In By the Way, Your Home is on Fire, Rebecca Solnit posed an argument for divesting in order to remedy the potential disastrous consequences of climate change. She used the analogy, “Your home is on fire”, to instill a sense of urgency and called for actions to all individuals. Yet, is my home really on fire? That is the question we asked ourselves during class. I guess it is debatable. That fact that another person sees his or her home on fire doesn’t necessarily translate to another person having the same image.
With this, my classmates and I came together and brainstormed another possible analogy. It was longer and more difficult than we imagined. We went from a Titanic cruise scenario to a hijacked airplane but eventually, we decided on this: a shark swimming towards a row boat in which two rows of people carry a pedal each and are vital to success of escape. If a single person drops out, the boat would not be balanced and instead of moving towards a desired direction away from the shark, it will simply go in a circular motion. In this scenario, the shark serves as an immediate recognition of urgency and like the debates surrounding climate change, there is a grey area of urgency. Most of us would perceive a shark as being dangerous (possibly from the replaying of Jaws over the years) but in reality, the type and habitat preference of the shark are not known. Yet, in order to escape, every single person on the boat needs to participate and collectively, all holds a common vision.
Well. At this point, there was a question raised: What if there is a person who simply doesn’t want to participate?
We dropped silent and more questions came to my mind: How likely is that going to happen? Fairly. It’s analogous to what we define as being “optimistic” and “pessimistic”. Is it moral if other people on the boat decided to abandon this person who preferred to be dropped? Hmm. That’s a question of free will and social moral standards. I’m not sure.

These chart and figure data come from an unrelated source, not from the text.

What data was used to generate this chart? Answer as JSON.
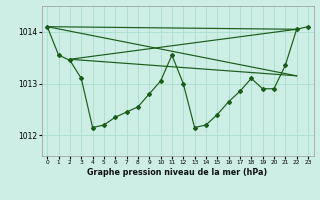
{
  "title": "Graphe pression niveau de la mer (hPa)",
  "background_color": "#cceee4",
  "grid_color": "#aaddcc",
  "line_color": "#1a5c1a",
  "xlim": [
    -0.5,
    23.5
  ],
  "ylim": [
    1011.6,
    1014.5
  ],
  "yticks": [
    1012,
    1013,
    1014
  ],
  "xticks": [
    0,
    1,
    2,
    3,
    4,
    5,
    6,
    7,
    8,
    9,
    10,
    11,
    12,
    13,
    14,
    15,
    16,
    17,
    18,
    19,
    20,
    21,
    22,
    23
  ],
  "zigzag": {
    "x": [
      0,
      1,
      2,
      3,
      4,
      5,
      6,
      7,
      8,
      9,
      10,
      11,
      12,
      13,
      14,
      15,
      16,
      17,
      18,
      19,
      20,
      21,
      22,
      23
    ],
    "y": [
      1014.1,
      1013.55,
      1013.45,
      1013.1,
      1012.15,
      1012.2,
      1012.35,
      1012.45,
      1012.55,
      1012.8,
      1013.05,
      1013.55,
      1013.0,
      1012.15,
      1012.2,
      1012.4,
      1012.65,
      1012.85,
      1013.1,
      1012.9,
      1012.9,
      1013.35,
      1014.05,
      1014.1
    ]
  },
  "envelope_lines": [
    {
      "x": [
        0,
        22
      ],
      "y": [
        1014.1,
        1014.05
      ]
    },
    {
      "x": [
        0,
        22
      ],
      "y": [
        1014.1,
        1013.15
      ]
    },
    {
      "x": [
        2,
        22
      ],
      "y": [
        1013.47,
        1013.15
      ]
    },
    {
      "x": [
        2,
        22
      ],
      "y": [
        1013.47,
        1014.05
      ]
    }
  ]
}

However, one thing I know is the fact that our analogy has an underlying assumption that the sense of urgency is large enough for all the people to react and even more so, react positively with the hope of escaping the potential danger, the shark. It is not perfect though but I learned that in a society in which we praised individualism and freedom, groupthink seems to be a requirement of this scenario and counterintuitive overall. Where our analogy is constructed is perhaps how each of us perceives the context of the argument at hand.
For now, we have a shark, a row boat, and people.